The second development is the joint statement by the governments of China and the US, by which China has committed itself to peaking its emissions by 2030, while the US has committed to reduce its emissions by 2025. This is a positive development in climate geopolitics that is expected to propel other governments, though the commitments fall short of what is needed to avoid even more dangerous climate change.

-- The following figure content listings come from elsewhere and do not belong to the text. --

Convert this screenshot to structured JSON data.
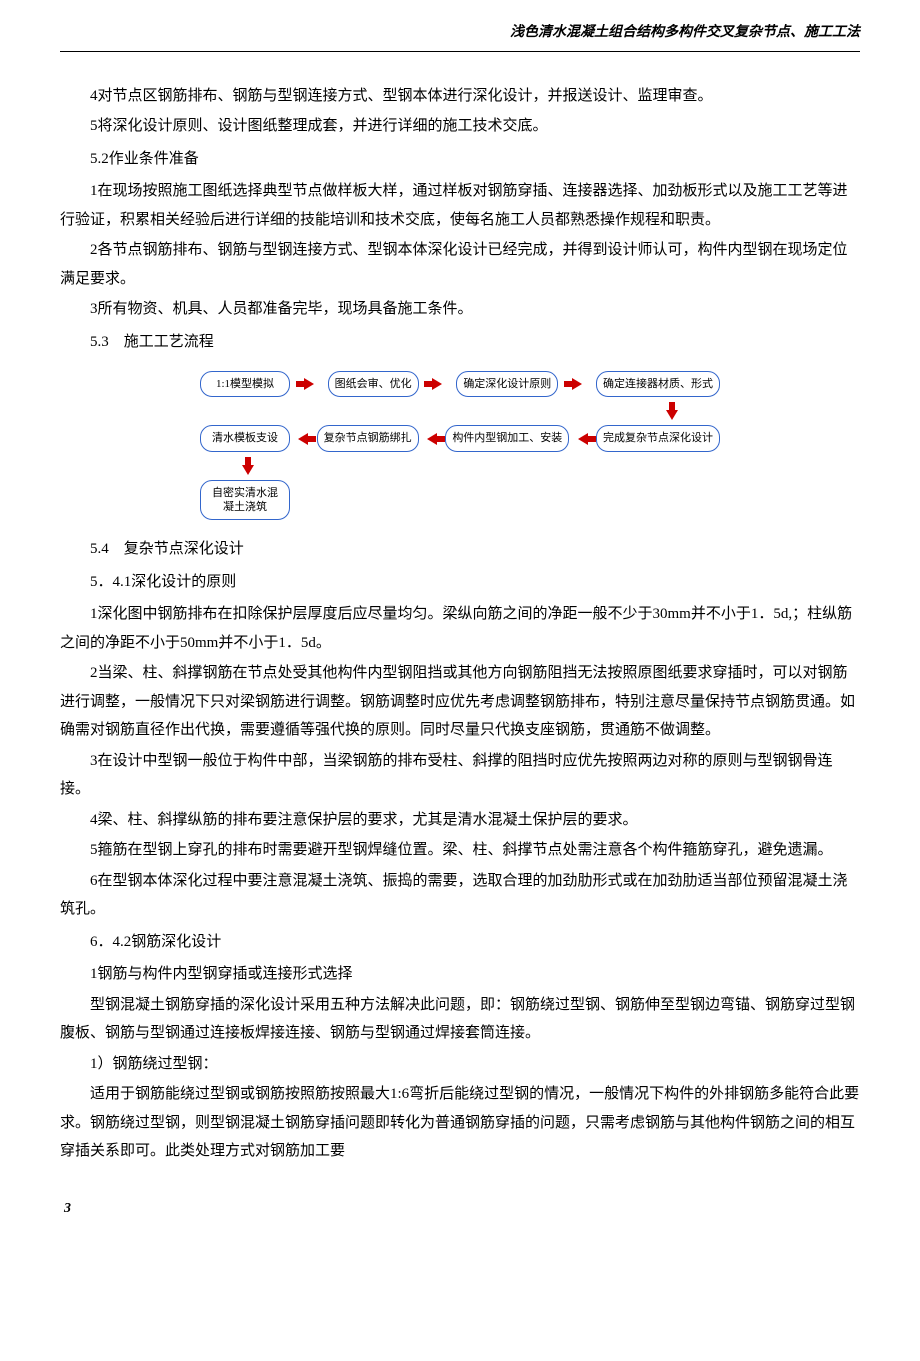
{
  "header": {
    "title": "浅色清水混凝土组合结构多构件交叉复杂节点、施工工法"
  },
  "paragraphs": {
    "p1": "4对节点区钢筋排布、钢筋与型钢连接方式、型钢本体进行深化设计，并报送设计、监理审查。",
    "p2": "5将深化设计原则、设计图纸整理成套，并进行详细的施工技术交底。",
    "h1": "5.2作业条件准备",
    "p3": "1在现场按照施工图纸选择典型节点做样板大样，通过样板对钢筋穿插、连接器选择、加劲板形式以及施工工艺等进行验证，积累相关经验后进行详细的技能培训和技术交底，使每名施工人员都熟悉操作规程和职责。",
    "p4": "2各节点钢筋排布、钢筋与型钢连接方式、型钢本体深化设计已经完成，并得到设计师认可，构件内型钢在现场定位满足要求。",
    "p5": "3所有物资、机具、人员都准备完毕，现场具备施工条件。",
    "h2": "5.3　施工工艺流程",
    "h3": "5.4　复杂节点深化设计",
    "h4": "5．4.1深化设计的原则",
    "p6": "1深化图中钢筋排布在扣除保护层厚度后应尽量均匀。梁纵向筋之间的净距一般不少于30mm并不小于1．5d,；柱纵筋之间的净距不小于50mm并不小于1．5d。",
    "p7": "2当梁、柱、斜撑钢筋在节点处受其他构件内型钢阻挡或其他方向钢筋阻挡无法按照原图纸要求穿插时，可以对钢筋进行调整，一般情况下只对梁钢筋进行调整。钢筋调整时应优先考虑调整钢筋排布，特别注意尽量保持节点钢筋贯通。如确需对钢筋直径作出代换，需要遵循等强代换的原则。同时尽量只代换支座钢筋，贯通筋不做调整。",
    "p8": "3在设计中型钢一般位于构件中部，当梁钢筋的排布受柱、斜撑的阻挡时应优先按照两边对称的原则与型钢钢骨连接。",
    "p9": "4梁、柱、斜撑纵筋的排布要注意保护层的要求，尤其是清水混凝土保护层的要求。",
    "p10": "5箍筋在型钢上穿孔的排布时需要避开型钢焊缝位置。梁、柱、斜撑节点处需注意各个构件箍筋穿孔，避免遗漏。",
    "p11": "6在型钢本体深化过程中要注意混凝土浇筑、振捣的需要，选取合理的加劲肋形式或在加劲肋适当部位预留混凝土浇筑孔。",
    "h5": "6．4.2钢筋深化设计",
    "p12": "1钢筋与构件内型钢穿插或连接形式选择",
    "p13": "型钢混凝土钢筋穿插的深化设计采用五种方法解决此问题，即：钢筋绕过型钢、钢筋伸至型钢边弯锚、钢筋穿过型钢腹板、钢筋与型钢通过连接板焊接连接、钢筋与型钢通过焊接套筒连接。",
    "p14": "1）钢筋绕过型钢：",
    "p15": "适用于钢筋能绕过型钢或钢筋按照筋按照最大1:6弯折后能绕过型钢的情况，一般情况下构件的外排钢筋多能符合此要求。钢筋绕过型钢，则型钢混凝土钢筋穿插问题即转化为普通钢筋穿插的问题，只需考虑钢筋与其他构件钢筋之间的相互穿插关系即可。此类处理方式对钢筋加工要"
  },
  "flowchart": {
    "node1": "1:1模型模拟",
    "node2": "图纸会审、优化",
    "node3": "确定深化设计原则",
    "node4": "确定连接器材质、形式",
    "node5": "清水模板支设",
    "node6": "复杂节点钢筋绑扎",
    "node7": "构件内型钢加工、安装",
    "node8": "完成复杂节点深化设计",
    "node9": "自密实清水混凝土浇筑",
    "border_color": "#3366cc",
    "arrow_color": "#cc0000"
  },
  "page_number": "3"
}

As the December 1-12 summit opens in Lima, the Indian government is still mulling over its reaction to the US-China statement. Along with China, India has traditionally headed the developing country group that has pointed out

  • Since the start of the Industrial Age, rich nations are the ones that have been emitting most of the extra carbon dioxide that is in the atmosphere today, causing climate change, so rich nations have to take the primary responsibility to reduce emissions
  • The atmosphere belongs to all, so on a per capita basis rich nations have already taken up far more than their just share of the carbon space; now poor nations cannot be asked to give up their share at the cost of development
  • Rich nations have an obligation to help poor nations move towards a greener economy by providing finances and new technologies free of cost

Rich nations have not frontally denied these charges, but – led by the US – have consistently blocked progress on these fronts, while pointing out that emerging economies have very significant emissions now. China is at the top, US second and India third, though India’s per capita emissions are about one-tenth of that of the US, and China’s is about one-fourth.

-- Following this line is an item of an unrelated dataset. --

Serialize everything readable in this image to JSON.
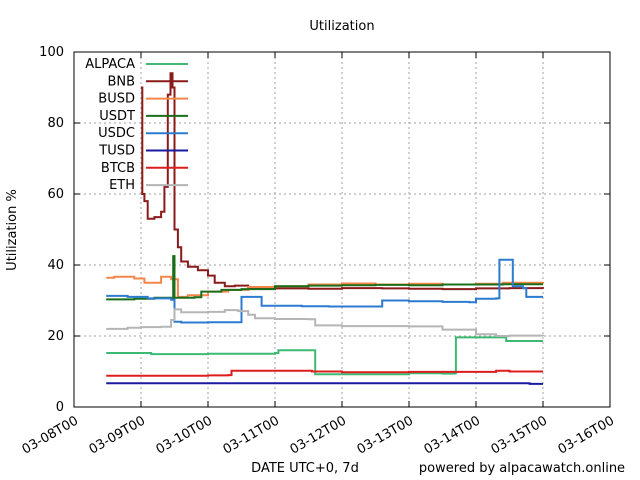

These differences between industrialised and developing countries have been core reasons why climate talks have been mostly stalled for two decades. Now, uncertain of the extent of support from China, the new Indian government – which seeks to be more US-friendly – is still trying to figure out what it has to do.

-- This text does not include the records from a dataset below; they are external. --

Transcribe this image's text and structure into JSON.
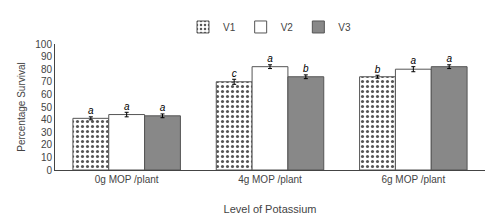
{
  "chart_data": {
    "type": "bar",
    "xlabel": "Level of Potassium",
    "ylabel": "Percentage Survival",
    "categories": [
      "0g MOP /plant",
      "4g MOP /plant",
      "6g MOP /plant"
    ],
    "series": [
      {
        "name": "V1",
        "color": "white",
        "marker": "dots",
        "values": [
          41,
          70,
          74
        ],
        "errors": [
          1.2,
          2.0,
          1.2
        ],
        "annotations": [
          "a",
          "c",
          "b"
        ]
      },
      {
        "name": "V2",
        "color": "white",
        "values": [
          44,
          82,
          80
        ],
        "errors": [
          1.8,
          1.5,
          2.0
        ],
        "annotations": [
          "a",
          "a",
          "a"
        ]
      },
      {
        "name": "V3",
        "color": "#888888",
        "values": [
          43,
          74,
          82
        ],
        "errors": [
          1.5,
          1.5,
          1.5
        ],
        "annotations": [
          "a",
          "b",
          "a"
        ]
      }
    ],
    "ylim": [
      0,
      100
    ],
    "yticks": [
      0,
      10,
      20,
      30,
      40,
      50,
      60,
      70,
      80,
      90,
      100
    ],
    "grid": false,
    "legend": "top"
  }
}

A veteran Indian government climate negotiator said, “The Lima COP is where countries will set out their stalls, in preparation for a year of negotiations. We shall do the same, and then see where it leads us.” There are strong indications that at least for the time being, India will set out its stall along traditional lines – it is already talking about the need to add adaptation to climate change effects in the 2015 deal, not just emissions reductions; it is pointing out the lack of progress in providing finances and technology transfer, especially in meeting the commitment to provide $100 billion a year from 2020; it is asking rich countries what they are doing to bring down emissions between now and 2020, the year the 2015 deal is supposed to kick in.

As for making its own voluntary commitment, India is unlikely to name an emissions control target before it has to do so – there is a March 2015 deadline for all countries to do that – and the government continues to insist that there must be differentiated responsibility between rich and poor nations in the matter of reducing emissions.

There is also the prickly question of who is going to police the commitments expected under the 2015 deal. All countries are sensitive about their sovereignty, while asking other countries to subject themselves to an international monitoring, reporting and verification regime.

The Lima talks open on a note of ever-increasing urgency – shown by unprecedented climate marches all over the world this September, which drew thousands of people in the cities where they were held – and a little bit of hope. People are asking if governments can get rid of the devils in the details.